En effet, une première hausse des taux d'intérêt devrait avoir lieu au plus tôt après la fin des achats de titres, comme l'a indiqué la BCE. Il est toutefois difficile d'évaluer aujourd'hui quand une première hausse des taux aura effectivement lieu. « Un maximum d'options face à un maximum d'incertitudes », telle est la feuille de route provisoire que Lagarde a laissé entendre lors de sa récente conférence de presse. La BCE se laisse ainsi la plus grande marge de manœuvre possible, pour les raisons suivantes :

  • D'une part, la pression pour contenir les taux d'inflation exceptionnellement élevés est énorme. En effet, les attentes inflationnistes de la population (et des syndicats), qui sont actuellement à la hausse, pourraient être réduites efficacement, surtout par le biais d'une hausse des taux directeurs. Les attentes concernant les futures négociations salariales seraient réduites et le risque d'une spirale prix-salaires serait diminué.
  • D'autre part, la politique monétaire n'a pas d'influence directe sur les chocs des prix de l'énergie et les pénuries d'approvisionnement, qui sont jusqu'à présent les principaux moteurs de la hausse de l'inflation. De plus, la persistance de taux d'inflation élevés entraîne une baisse du pouvoir d'achat des consommateurs. Le processus de reprise économique après la pandémie s'en trouve perturbé, de sorte que les banquiers centraux ne peuvent guère avoir intérêt à freiner davantage l'économie. A moyen terme, un éventuel affaiblissement de la demande pourrait en outre avoir un effet désinflationniste et, d'une certaine manière, faire le travail des banquiers centraux.

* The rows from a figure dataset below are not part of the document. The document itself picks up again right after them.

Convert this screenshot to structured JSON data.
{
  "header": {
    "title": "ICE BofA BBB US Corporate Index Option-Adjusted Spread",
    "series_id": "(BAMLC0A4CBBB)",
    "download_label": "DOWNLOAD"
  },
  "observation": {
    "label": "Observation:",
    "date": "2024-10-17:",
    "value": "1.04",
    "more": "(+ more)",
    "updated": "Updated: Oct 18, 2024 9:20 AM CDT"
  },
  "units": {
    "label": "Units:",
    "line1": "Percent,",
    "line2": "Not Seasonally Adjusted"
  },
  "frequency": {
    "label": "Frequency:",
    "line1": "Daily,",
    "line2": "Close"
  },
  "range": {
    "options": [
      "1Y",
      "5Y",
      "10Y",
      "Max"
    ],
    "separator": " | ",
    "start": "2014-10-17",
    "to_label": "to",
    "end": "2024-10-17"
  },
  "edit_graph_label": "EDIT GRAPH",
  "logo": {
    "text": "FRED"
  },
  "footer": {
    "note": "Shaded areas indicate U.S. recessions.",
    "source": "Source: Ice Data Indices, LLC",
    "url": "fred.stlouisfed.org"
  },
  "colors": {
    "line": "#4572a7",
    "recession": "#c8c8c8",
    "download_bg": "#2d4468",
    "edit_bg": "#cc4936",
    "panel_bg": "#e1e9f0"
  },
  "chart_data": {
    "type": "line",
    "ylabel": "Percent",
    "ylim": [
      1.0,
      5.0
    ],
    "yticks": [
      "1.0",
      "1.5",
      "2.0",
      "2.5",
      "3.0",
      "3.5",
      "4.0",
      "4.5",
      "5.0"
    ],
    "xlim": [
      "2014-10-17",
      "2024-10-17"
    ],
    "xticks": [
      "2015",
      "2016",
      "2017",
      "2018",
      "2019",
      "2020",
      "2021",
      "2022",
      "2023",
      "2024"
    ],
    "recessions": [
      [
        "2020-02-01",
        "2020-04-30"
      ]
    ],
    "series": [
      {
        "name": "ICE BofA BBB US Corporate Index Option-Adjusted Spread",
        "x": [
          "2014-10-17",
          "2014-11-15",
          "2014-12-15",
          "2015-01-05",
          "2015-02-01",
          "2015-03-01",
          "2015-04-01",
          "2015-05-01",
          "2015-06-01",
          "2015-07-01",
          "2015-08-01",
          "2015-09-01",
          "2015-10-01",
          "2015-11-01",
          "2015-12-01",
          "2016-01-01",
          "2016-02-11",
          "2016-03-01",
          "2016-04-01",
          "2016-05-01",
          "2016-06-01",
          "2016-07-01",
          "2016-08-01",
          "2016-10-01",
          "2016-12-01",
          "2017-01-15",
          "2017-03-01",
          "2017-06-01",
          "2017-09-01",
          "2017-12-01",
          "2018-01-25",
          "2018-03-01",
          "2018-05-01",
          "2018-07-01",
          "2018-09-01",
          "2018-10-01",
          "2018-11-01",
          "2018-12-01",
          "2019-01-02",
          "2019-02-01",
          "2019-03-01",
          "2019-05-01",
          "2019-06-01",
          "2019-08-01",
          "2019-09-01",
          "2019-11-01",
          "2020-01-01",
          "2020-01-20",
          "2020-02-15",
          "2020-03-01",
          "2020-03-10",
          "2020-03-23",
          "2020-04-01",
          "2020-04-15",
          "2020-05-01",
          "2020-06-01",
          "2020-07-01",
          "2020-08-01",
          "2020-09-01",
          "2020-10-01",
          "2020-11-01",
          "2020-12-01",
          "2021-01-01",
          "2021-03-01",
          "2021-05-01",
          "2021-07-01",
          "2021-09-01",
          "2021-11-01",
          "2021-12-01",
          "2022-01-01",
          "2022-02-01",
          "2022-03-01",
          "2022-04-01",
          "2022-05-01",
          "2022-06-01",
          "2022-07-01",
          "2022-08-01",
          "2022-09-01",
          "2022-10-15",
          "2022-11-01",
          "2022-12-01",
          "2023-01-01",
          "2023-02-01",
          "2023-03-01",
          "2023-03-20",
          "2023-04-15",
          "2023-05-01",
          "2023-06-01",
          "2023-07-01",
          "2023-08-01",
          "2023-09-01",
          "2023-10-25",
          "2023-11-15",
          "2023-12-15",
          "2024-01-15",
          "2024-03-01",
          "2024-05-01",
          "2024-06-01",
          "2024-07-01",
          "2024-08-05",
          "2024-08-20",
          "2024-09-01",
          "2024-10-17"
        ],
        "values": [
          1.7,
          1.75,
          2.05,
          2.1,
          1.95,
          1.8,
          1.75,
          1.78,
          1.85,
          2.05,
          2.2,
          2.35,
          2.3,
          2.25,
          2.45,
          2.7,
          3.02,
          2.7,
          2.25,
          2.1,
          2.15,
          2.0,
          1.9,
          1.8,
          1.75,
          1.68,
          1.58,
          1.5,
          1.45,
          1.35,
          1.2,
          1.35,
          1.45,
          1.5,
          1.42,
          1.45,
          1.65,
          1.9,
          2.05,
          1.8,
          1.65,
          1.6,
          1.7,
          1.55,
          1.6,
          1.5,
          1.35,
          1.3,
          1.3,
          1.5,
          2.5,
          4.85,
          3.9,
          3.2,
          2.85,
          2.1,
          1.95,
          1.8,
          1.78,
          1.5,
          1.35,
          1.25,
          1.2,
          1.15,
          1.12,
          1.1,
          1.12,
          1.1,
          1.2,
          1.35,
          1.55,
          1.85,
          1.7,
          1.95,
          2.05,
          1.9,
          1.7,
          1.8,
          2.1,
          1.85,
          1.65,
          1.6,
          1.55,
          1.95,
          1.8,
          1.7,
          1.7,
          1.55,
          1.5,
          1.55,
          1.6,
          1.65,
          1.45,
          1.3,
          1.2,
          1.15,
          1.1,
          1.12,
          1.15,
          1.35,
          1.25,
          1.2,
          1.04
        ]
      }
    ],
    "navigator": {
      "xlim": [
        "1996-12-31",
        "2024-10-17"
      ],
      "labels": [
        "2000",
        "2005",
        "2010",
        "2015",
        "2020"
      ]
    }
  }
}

Dans la situation actuelle, plusieurs scénarios sont donc envisageables. L'incertitude des prévisions, et donc l'éventail des évolutions possibles, est plus large que rarement. Pour les banquiers centraux de la zone euro, la situation reste donc fâcheuse : s'ils veulent faire face à l'inflation de manière crédible, ils devraient accepter les éventuels dommages collatéraux dans l'économie.

Mais laisser filer l'inflation n'est pas non plus une option convaincante. Après tout, ne rien faire augmente la probabilité de taux d'inflation durablement plus élevés. Un dilemme dont il n'est pas facile de sortir.